Squirrel and Hickory Armbands

Wearable Projects – Transformations for Learning!

We often give older students activity pages (such as the Squirrel and Hickory page on this website) to provide an interactive, visual means for them to amplify and reinforce their auditory and verbal learning about a particular topic. However, often, such learning will be even deeper / broader if the youngsters opt to use such pages as prompts for their original compositions and work – i.e. the creation of projects featuring their own drawn, painted, or collaged interpretations. The goal of such endeavors remains comprehensive and lasting understandings combined with emotional involvement / investment in the new information. Art-making helps make this happen.


Especially for young children, learning should be pleasant and imaginative. Can a particular project or topic engage students’ impulses to create beautiful adornments or impersonate other beings? There are so many delightful motives and rewards for art-making – including simply impressing family and friends, or the joy of participating in theoretical, theatrical, make-believe realities.
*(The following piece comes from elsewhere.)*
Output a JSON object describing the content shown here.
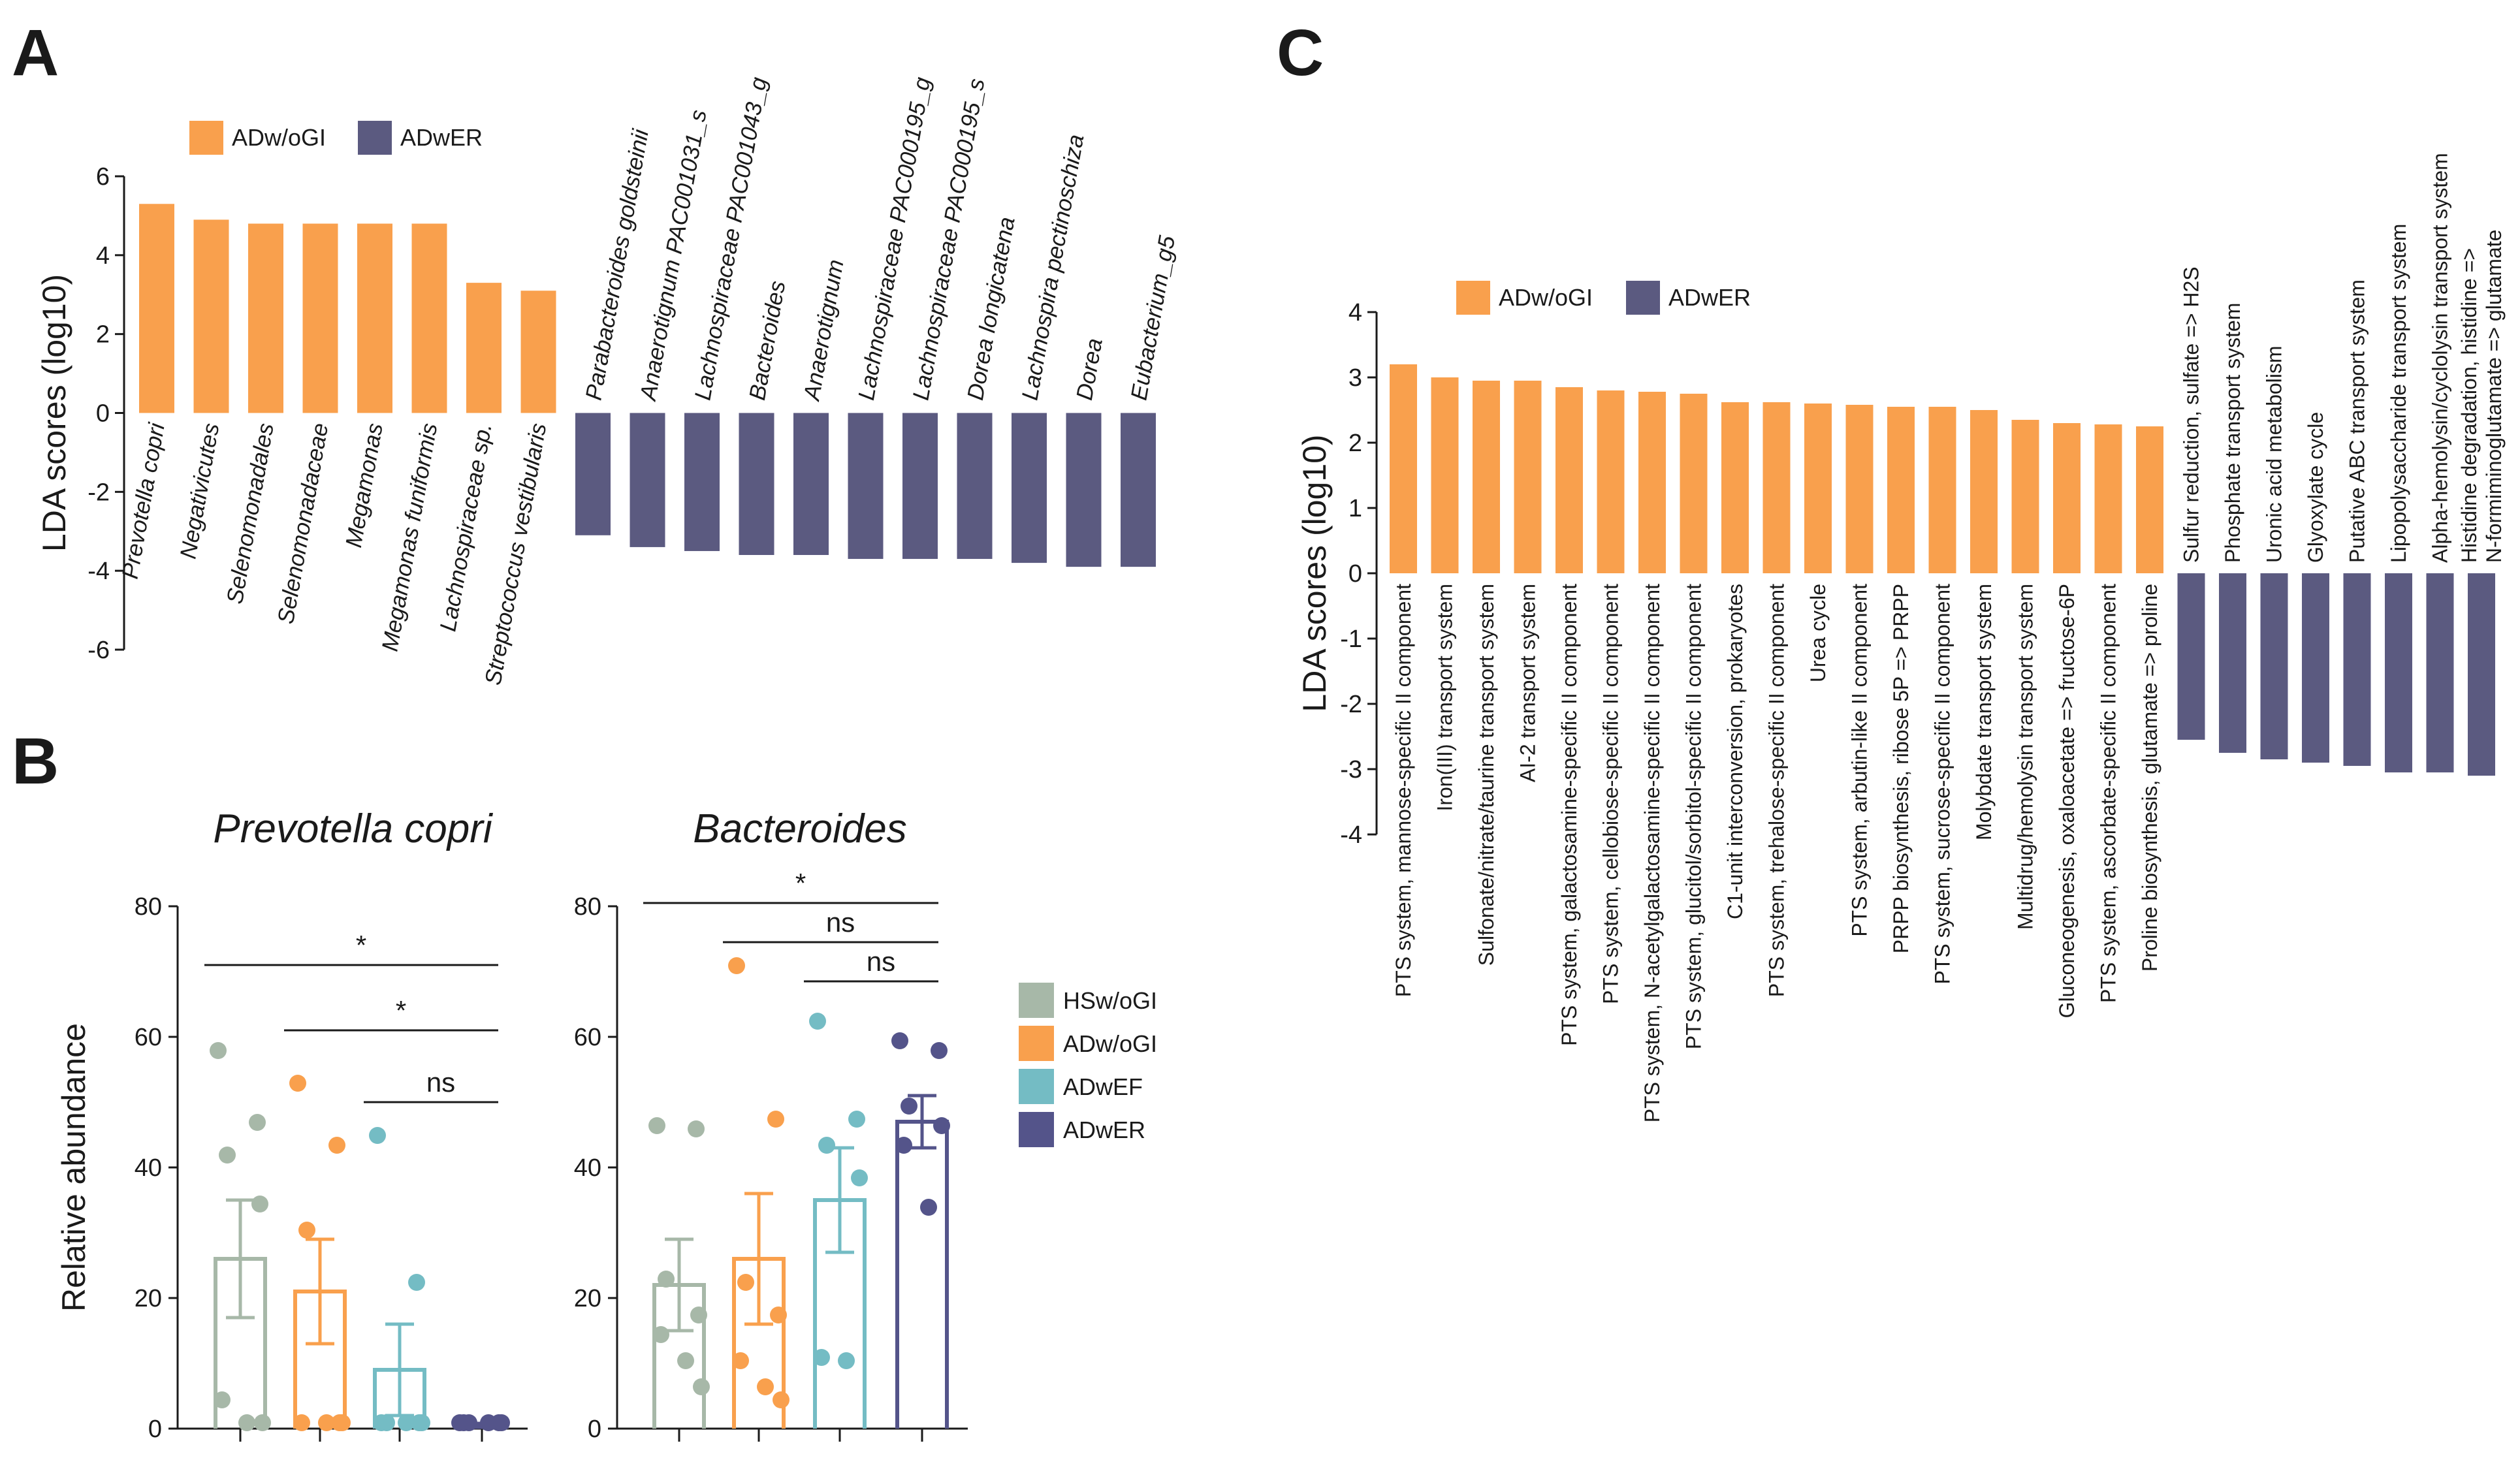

Here is an example from a project focused on the partnership between squirrels and hickory trees. This activity with six and seven year-olds resulted (mostly) in decorative arm bands. The children were asked to imagine that they themselves could become massive trees who provide tasty food, escape routes, and swaying nests for the squirrels. Long rectangles of brown construction paper were glued to become circles of bark. The students could slip these over their arms when they were ready to become towering plants. The line drawings of the squirrels from the activity page were colored and cut out. Their contours were patiently observed and echoed in the motor activity (with scissors) required for the trimming. The finished cut-outs were attached to the ‘branches’ with glue, often with a few leaves as well. The youngsters had time after this to show, play, and discuss the results with their friends. Then they took their projects home. All of these activities allowed them to better remember and celebrate the rascally rodents who help plant new forests – forests not only of hickories but of oaks, butternuts, and walnuts too.

Note the addition of ants, an oak leaf, and texture to the bark of this branch.

When doing a project like this, expect that some youngsters may prefer to design headbands (so that the squirrels can perch at the tiptop of the tree). Others might decide to have two or three squirrels on their ‘branch.’ A few may prefer to skip the wearable art path entirely. They might just use the original squirrel graphic as a reference for their own marvelous drawing or painting!